The U.S. military said in September it had detained an Iranian man it accused of smuggling roadside bombs into Iraq and training foreign fighters.

"We made efforts with the Iranians and sent a delegation to convince them that the issue ... is beyond our control. The issue is under American control," Nechirvan Barzani, prime minister of the Kurdistan Regional Government, told Al Jazeera.

"After long negotiations between us and them, the border crossings were opened," he said in comments aired on Sunday that were dubbed into Arabic.
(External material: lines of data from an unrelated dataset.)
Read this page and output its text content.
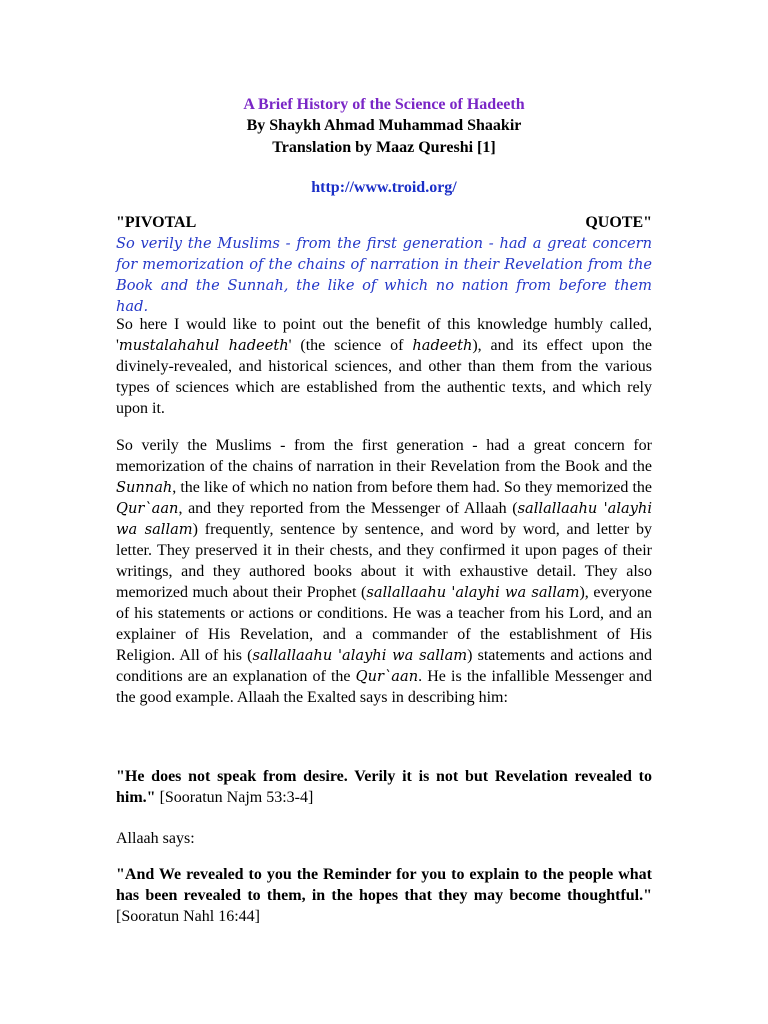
A Brief History of the Science of Hadeeth
By Shaykh Ahmad Muhammad Shaakir
Translation by Maaz Qureshi [1]
http://www.troid.org/
"PIVOTAL	QUOTE"

So verily the Muslims - from the first generation - had a great concern for memorization of the chains of narration in their Revelation from the Book and the Sunnah, the like of which no nation from before them had.

So here I would like to point out the benefit of this knowledge humbly called, 'mustalahahul hadeeth' (the science of hadeeth), and its effect upon the divinely-revealed, and historical sciences, and other than them from the various types of sciences which are established from the authentic texts, and which rely upon it.

So verily the Muslims - from the first generation - had a great concern for memorization of the chains of narration in their Revelation from the Book and the Sunnah, the like of which no nation from before them had. So they memorized the Qur`aan, and they reported from the Messenger of Allaah (sallallaahu 'alayhi wa sallam) frequently, sentence by sentence, and word by word, and letter by letter. They preserved it in their chests, and they confirmed it upon pages of their writings, and they authored books about it with exhaustive detail. They also memorized much about their Prophet (sallallaahu 'alayhi wa sallam), everyone of his statements or actions or conditions. He was a teacher from his Lord, and an explainer of His Revelation, and a commander of the establishment of His Religion. All of his (sallallaahu 'alayhi wa sallam) statements and actions and conditions are an explanation of the Qur`aan. He is the infallible Messenger and the good example. Allaah the Exalted says in describing him:

"He does not speak from desire. Verily it is not but Revelation revealed to him." [Sooratun Najm 53:3-4]

Allaah says:

"And We revealed to you the Reminder for you to explain to the people what has been revealed to them, in the hopes that they may become thoughtful." [Sooratun Nahl 16:44]
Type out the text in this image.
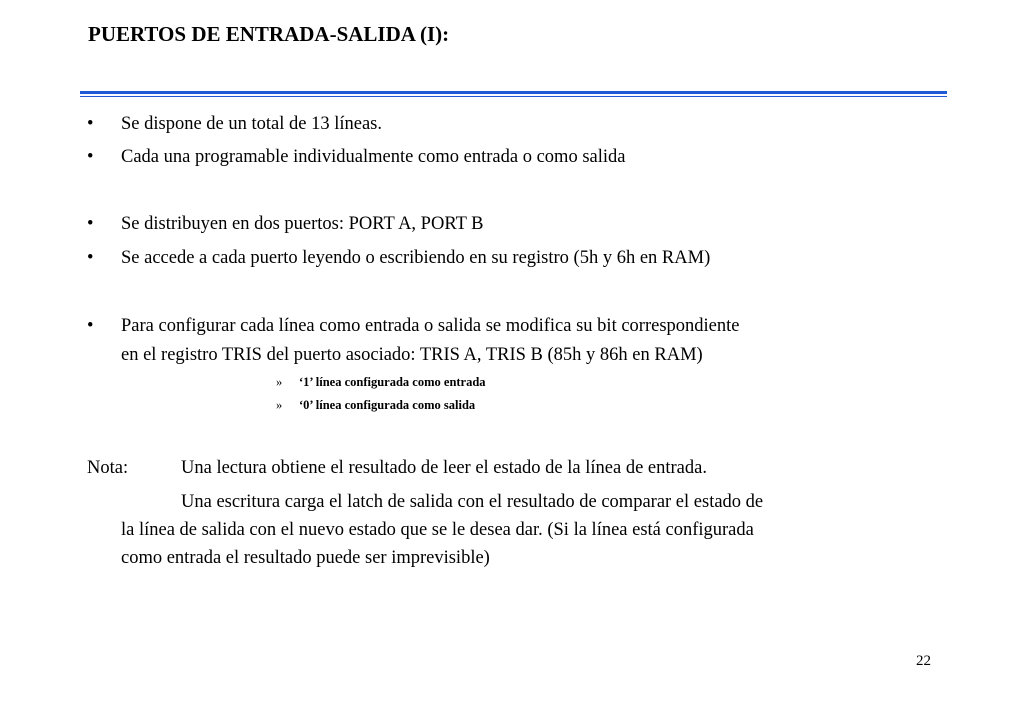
PUERTOS DE ENTRADA-SALIDA (I):
• Se dispone de un total de 13 líneas.
• Cada una programable individualmente como entrada o como salida
• Se distribuyen en dos puertos: PORT A, PORT B
• Se accede a cada puerto leyendo o escribiendo en su registro (5h y 6h en RAM)
• Para configurar cada línea como entrada o salida se modifica su bit correspondiente
en el registro TRIS del puerto asociado: TRIS A, TRIS B (85h y 86h en RAM)
» ‘1’ línea configurada como entrada
» ‘0’ línea configurada como salida
Nota:	Una lectura obtiene el resultado de leer el estado de la línea de entrada.
Una escritura carga el latch de salida con el resultado de comparar el estado de
la línea de salida con el nuevo estado que se le desea dar. (Si la línea está configurada
como entrada el resultado puede ser imprevisible)
22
The Iranian, who U.S. forces said was a member of the Qods Force of Iran's Revolutionary Guards, was arrested in a U.S. raid on a hotel in the Kurdish city of Sulaimaniya. Iranian and Iraqi officials said the man was a member of a trade delegation.

Tensions between Washington and Tehran were already high over the arrest by U.S. forces of five Iranians in the Kurdish city of Arbil earlier this year. Iran says they are diplomats but Washington says they supported militants operating in Iraq.

"There was no excuse for the detention of the Iranian man by the Americans, especially since he was invited by the province of Sulaimanya," Barzani said.

The United States accuses Iran of training and equipping Shi'ite Muslim militias in Iraq and supplying roadside bombs, which are by far the biggest killers of U.S. soldiers in Iraq.

Iran denies the charge and blames Iraq's sectarian violence, in which tens of thousands of Iraqis have died, on the U.S.-led invasion to topple Saddam Hussein in 2003.

Barzani also said his government was doing its best to stop Kurdish rebels of the PJAK, which seeks autonomy for Kurdish areas in Iran and shelters in Iraq's northeastern border provinces, from using its territory as a springboard for attacks on the Islamic Republic.

"Our principle as the government of the Kurdish province and the government of Iraq, we are agreed ... that the territory of Iraqi Kurdistan or Iraq should not be used for any attacks on neighbouring countries, whether Iran or Turkey or any other country," he said.

"We are agreed on this principle and we will make efforts to prevent our territory from being used for any assault on Iran."